# Back to the goal in model free RL

## Irrespective of the details of the MDP, find the *policy* that maximizes discounted reward sum (value) for all states in the MDP

# Policies we have seen

- Random
- Pole direction policy

In [3]:
import random


def get_action_random(observation):
    """Sampling function for random policy
    """
    if random.random() < 0.5:
        return 0
    return 1


def get_action_pole_direction_policy(observation):
    """Sampling function for random policy
    """
    if observation[2] > 0:
        return 1
    return 0

# Intuitively, the pole direction policy seems better than a random policy. But is it really so?

- Need to have a precise definition for how to compare different policies (**ordering** of policies).

# Policy $\pi_{1}$ is *better* than $\pi_{2}$ if <br><br>
<center>$\Large v_{\pi_{1}}(s) \geq v_{\pi_{2}}(s), \; \forall s$</center>

# `CartPole-v0` has huge number of states

- Several `100,000` states in `10000` episodes.

In [7]:
import numpy as np

default_state = np.array([0., 0., 0., 0.])
pole_right_state = np.array([0., 0.01, 0.15, 0.])
pole_moving_state = np.array([0., 0., 0., 2.])
cart_right_state = np.array([2.4, 0., 0., 0.])
cart_moving_state = np.array([0., 10., 0., 0.])

In [8]:
import gym


class InitMod(gym.Wrapper):
    """Wrapper class to change initial state  in CartPole-v0
    """
    def __init__(self, env, initial_state):
        super().__init__(env)
        self.initial_state = initial_state
        
    def reset(self):
        observation = self.env.reset()
        self.unwrapped.state = self.initial_state
        return self.unwrapped.state

    
default_init_cartpole_env = InitMod(env=gym.make("CartPole-v0"), initial_state=default_state)
pole_right_init_cartpole_env = InitMod(env=gym.make("CartPole-v0"), initial_state=pole_right_state)
pole_moving_init_cartpole_env = InitMod(env=gym.make("CartPole-v0"), initial_state=pole_moving_state)
cart_right_init_cartpole_env = InitMod(env=gym.make("CartPole-v0"), initial_state=cart_right_state)
cart_moving_init_cartpole_env = InitMod(env=gym.make("CartPole-v0"), initial_state=cart_moving_state)

In [9]:
wrapped_envs = [default_init_cartpole_env, 
                pole_right_init_cartpole_env, 
                pole_moving_init_cartpole_env, 
                cart_right_init_cartpole_env,
                cart_moving_init_cartpole_env
                ]

# Strategy for comparison

- Set initial state using the wrapper.
- Compute the average discounted reward sum obtained in an episode starting from that initial state (the value of the initial state).

In [15]:
def get_value_for_initial_state(envs, policy_sampling_function, num_episodes, gamma):
    for env in envs:
        drs = 0
        for num_episode in range(num_episodes):
            observation = env.reset()
            step_count = 0
            while True:
                if num_episode == 0:
                    env.render()
                action = policy_sampling_function(observation)
                observation, reward, done, _ = env.step(action)
                drs += reward * gamma ** step_count
                step_count += 1
                if done:
                    break
        env.close()
        print(f"Value for the initial state {env.initial_state} is {drs / num_episodes}")

# For the random policy

In [16]:
get_value_for_initial_state(wrapped_envs, get_action_random, 10000, 0.95)
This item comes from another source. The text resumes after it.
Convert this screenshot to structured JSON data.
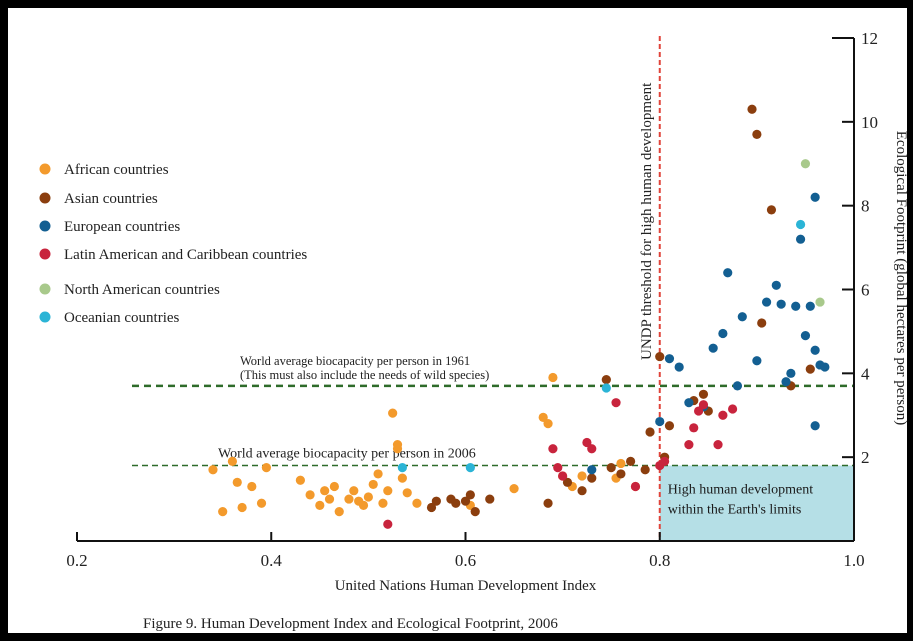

Value for the initial state [0. 0. 0. 0.] is 12.790677021304347
Value for the initial state [0.   0.01 0.15 0.  ] is 9.977442194273785
Value for the initial state [0. 0. 0. 2.] is 5.243647256552028
Value for the initial state [2.4 0.  0.  0. ] is 5.751802573526081
Value for the initial state [ 0. 10.  0.  0.] is 9.348804032817483


# For the pole direction policy

In [17]:
get_value_for_initial_state(wrapped_envs, get_action_pole_direction_policy, 10000, 0.95)
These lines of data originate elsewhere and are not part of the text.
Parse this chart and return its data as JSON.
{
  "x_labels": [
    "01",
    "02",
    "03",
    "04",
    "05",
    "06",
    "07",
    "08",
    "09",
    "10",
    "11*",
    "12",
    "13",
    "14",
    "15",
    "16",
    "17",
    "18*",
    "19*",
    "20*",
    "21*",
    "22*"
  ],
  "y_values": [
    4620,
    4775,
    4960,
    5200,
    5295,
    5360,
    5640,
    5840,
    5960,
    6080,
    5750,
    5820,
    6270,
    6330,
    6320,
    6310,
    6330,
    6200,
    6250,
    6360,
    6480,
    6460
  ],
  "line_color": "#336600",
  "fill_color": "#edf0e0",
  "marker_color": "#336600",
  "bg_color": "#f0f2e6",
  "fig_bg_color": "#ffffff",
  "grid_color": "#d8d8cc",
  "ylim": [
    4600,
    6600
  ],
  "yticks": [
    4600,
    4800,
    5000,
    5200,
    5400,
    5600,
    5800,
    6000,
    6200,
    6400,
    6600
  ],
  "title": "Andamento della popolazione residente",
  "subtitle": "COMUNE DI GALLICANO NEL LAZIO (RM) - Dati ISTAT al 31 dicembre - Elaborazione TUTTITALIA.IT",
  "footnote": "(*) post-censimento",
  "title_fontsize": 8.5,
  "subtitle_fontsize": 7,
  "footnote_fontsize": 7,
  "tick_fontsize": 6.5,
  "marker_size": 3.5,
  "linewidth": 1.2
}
Value for the initial state [0. 0. 0. 0.] is 18.868767452972946
Value for the initial state [0.   0.01 0.15 0.  ] is 10.734175396802499
Value for the initial state [0. 0. 0. 2.] is 5.298162187497666
Value for the initial state [2.4 0.  0.  0. ] is 6.7315913742164515
Value for the initial state [ 0. 10.  0.  0.] is 9.192798246744898


| State (s) | $V_{\textrm{random}}(s)$ | $V_{\textrm{pole-direction}}(s)$ |
| --- | --- | --- |
| `[0, 0., 0., 0.]` | &emsp;&emsp;&emsp;&emsp;13.65 | &emsp;&emsp;&emsp;&emsp;&emsp;18.87 | 
| `[0, 0.01, 0.15, 0]` | 10.08 | 10.73 | 
| `[0. 0. 0. 2.]` | 5.27 | 5.30 | 
| `[2.4 0.  0.  0. ]` | 5.79 | 6.73 | 
| `[ 0. 10.  0.  0.]` | 9.35 | 9.19 | 

# The pole direction policy is not a better policy than the naive random policy. The random policy is also not better than the pole direction policy.